Previously, less than one-sixth of the country’s residents were Muslims. They lived mainly in the northern and western parts of the country. In the cities there were Arab Muslims from Chad and Nigeria. They were mainly engaged in trade.
Muslims were discriminated against when it came to access to community service and jobs. The constitution adopted in 2004 banned religious intolerance, which was interpreted as an attempt to strengthen the position of Muslims, but in practice nothing changed.
Many Muslims fled the country during the bloody battles that erupted from the end of 2012 when a Muslim-dominated rebel group and a largely Christian militia attacked each other and subjected the civilian population to extensive abuse (see Modern History). In 2014, Muslims’ share of the population had fallen from 15 to 2 percent. The majority of the Muslim population of 120,000 people in the capital Bangui had been forced to flee. Livestock-fed Fulani, who are Muslims, have recently become the target of much of the violence. Other Central Africans often regard them as “foreigners”.
According to the UN, the conflict had claimed about 5,000 casualties from the end of 2012 until the summer of 2015.
The fighting generally led to large streams of refugees. UN refugee agency UNHCR stated in 2015 that up to half a million people lived as refugees in their own country. More than 400,000 were estimated to have moved to neighboring countries.
The violence also frightened many of the few thousand Europeans, mostly Frenchmen, who had been living in the Central African Republic.
The Central African Republic has previously received refugees from conflict-affected neighbors, but many of them returned home when the unrest broke out. In 2014, around 17,000 refugees from mainly Chad, Sudan and Congo-Kinshasa were estimated to live in the Central African Republic.

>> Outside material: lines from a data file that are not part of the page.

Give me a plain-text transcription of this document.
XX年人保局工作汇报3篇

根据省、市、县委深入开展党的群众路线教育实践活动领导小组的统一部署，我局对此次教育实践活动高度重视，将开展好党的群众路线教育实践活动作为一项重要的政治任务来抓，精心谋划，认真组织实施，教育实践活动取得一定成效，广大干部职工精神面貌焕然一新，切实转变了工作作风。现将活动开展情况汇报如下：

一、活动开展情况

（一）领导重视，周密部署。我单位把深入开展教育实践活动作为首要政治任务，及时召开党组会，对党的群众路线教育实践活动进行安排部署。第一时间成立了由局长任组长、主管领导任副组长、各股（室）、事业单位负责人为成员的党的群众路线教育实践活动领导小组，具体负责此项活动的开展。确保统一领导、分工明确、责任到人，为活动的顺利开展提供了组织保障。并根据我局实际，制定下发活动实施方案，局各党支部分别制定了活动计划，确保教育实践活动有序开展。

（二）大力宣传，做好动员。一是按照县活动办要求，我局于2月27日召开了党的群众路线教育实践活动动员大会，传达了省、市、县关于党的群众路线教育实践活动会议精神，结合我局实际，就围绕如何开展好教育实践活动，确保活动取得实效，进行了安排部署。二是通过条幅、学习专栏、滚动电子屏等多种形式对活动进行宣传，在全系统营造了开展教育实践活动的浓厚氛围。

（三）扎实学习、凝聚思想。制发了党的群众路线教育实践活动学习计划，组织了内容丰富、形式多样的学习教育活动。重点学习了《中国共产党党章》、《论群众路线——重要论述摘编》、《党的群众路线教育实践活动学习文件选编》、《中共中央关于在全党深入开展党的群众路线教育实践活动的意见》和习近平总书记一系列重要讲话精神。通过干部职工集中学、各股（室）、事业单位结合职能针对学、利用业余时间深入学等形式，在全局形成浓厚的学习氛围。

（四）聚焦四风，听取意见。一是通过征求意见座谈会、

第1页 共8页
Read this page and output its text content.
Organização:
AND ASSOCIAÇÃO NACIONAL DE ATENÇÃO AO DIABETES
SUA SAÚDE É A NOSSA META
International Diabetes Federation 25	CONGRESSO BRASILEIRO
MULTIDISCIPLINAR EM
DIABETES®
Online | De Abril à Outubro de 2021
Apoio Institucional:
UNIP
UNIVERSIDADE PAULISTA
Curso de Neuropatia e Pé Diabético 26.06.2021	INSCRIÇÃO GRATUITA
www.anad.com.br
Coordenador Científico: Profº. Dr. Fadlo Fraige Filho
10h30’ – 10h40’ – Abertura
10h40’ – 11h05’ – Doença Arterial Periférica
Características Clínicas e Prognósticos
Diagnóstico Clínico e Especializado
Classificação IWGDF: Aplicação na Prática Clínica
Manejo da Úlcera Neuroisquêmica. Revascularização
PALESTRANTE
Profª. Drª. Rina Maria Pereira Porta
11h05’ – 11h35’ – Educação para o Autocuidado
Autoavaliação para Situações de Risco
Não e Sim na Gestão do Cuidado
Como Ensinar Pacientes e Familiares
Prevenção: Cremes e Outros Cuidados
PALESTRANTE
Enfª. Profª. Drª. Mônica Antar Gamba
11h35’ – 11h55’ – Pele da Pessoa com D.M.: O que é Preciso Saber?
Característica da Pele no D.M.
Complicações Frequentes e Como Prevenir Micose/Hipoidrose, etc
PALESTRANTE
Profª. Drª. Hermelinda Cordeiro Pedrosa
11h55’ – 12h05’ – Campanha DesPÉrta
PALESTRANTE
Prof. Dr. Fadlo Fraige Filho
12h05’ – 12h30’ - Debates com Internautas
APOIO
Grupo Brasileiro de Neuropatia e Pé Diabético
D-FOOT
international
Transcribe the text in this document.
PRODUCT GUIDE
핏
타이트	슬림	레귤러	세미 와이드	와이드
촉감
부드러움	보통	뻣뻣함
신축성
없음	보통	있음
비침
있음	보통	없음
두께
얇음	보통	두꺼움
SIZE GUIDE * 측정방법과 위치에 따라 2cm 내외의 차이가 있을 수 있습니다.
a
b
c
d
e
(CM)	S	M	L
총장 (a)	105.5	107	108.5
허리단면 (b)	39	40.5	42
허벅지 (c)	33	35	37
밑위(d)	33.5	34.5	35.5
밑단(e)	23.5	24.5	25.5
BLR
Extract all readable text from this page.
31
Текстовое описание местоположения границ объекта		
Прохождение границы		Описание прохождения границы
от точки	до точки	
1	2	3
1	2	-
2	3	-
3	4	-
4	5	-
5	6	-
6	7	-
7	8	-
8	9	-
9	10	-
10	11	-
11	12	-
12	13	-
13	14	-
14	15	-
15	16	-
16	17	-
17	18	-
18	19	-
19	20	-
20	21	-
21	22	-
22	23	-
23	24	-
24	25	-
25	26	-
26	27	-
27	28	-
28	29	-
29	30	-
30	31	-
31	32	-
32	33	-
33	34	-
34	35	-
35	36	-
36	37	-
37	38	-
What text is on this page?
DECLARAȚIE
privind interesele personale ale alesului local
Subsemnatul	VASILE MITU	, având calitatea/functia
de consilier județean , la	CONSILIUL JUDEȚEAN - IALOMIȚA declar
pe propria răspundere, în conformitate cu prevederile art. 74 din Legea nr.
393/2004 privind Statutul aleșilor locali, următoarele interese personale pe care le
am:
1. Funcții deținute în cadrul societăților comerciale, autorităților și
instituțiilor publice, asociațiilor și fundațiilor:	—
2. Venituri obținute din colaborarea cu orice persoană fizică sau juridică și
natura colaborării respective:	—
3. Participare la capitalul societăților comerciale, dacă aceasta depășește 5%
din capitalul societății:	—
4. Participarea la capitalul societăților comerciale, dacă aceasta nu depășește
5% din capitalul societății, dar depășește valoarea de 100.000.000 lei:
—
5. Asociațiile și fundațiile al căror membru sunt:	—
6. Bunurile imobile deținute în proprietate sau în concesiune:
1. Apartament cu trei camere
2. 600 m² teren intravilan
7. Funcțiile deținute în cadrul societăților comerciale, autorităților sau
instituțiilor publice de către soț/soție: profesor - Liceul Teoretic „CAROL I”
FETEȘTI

French and Sango are official languages. Sango is a mixed language (Creole language) based in the local language ngbandi (which is spoken by the yakomna people, among others). Sango has long been used for communication between different language groups, especially in commerce. French is spoken within the state administration. There are a further 80 different languages and dialects. Important regional languages are banda, baya, mandja and sara.
FACTS – POPULATION AND LANGUAGE
savanna peoples banda and baya are the biggest – the savanna peoples also include sara and mboum. Among the river peoples are yakoma, ngbak, sango, nzakara and azandé
Number of residents
Number of residents per square kilometer
Percentage of residents in the cities
41.0 percent (2017)
35.7 per 1000 residents (2016)
13.5 per 1000 residents (2016)
1.4 percent (2017)
4.9 number of births per woman (2016)
Percentage of women
50.7 percent (2017)
52 years (2016)
Life expectancy for women
54 years (2016)
Life expectancy for men
50 years (2016)
French and Sango are official languages 1
- about 80 local and regional languagesSources
The UN sends peacekeeping troops to the country
The UN is sending a peacekeeping force, Minurcat, to protect civilians from continuing fighting in the northeastern part of the country as well as in eastern Chad.
Peace agreements are signed and broken
Peace agreements are signed between the government and the leaders of the rebel groups UFDR and APRD. The agreements do not hold, and the rebel groups continue their attacks.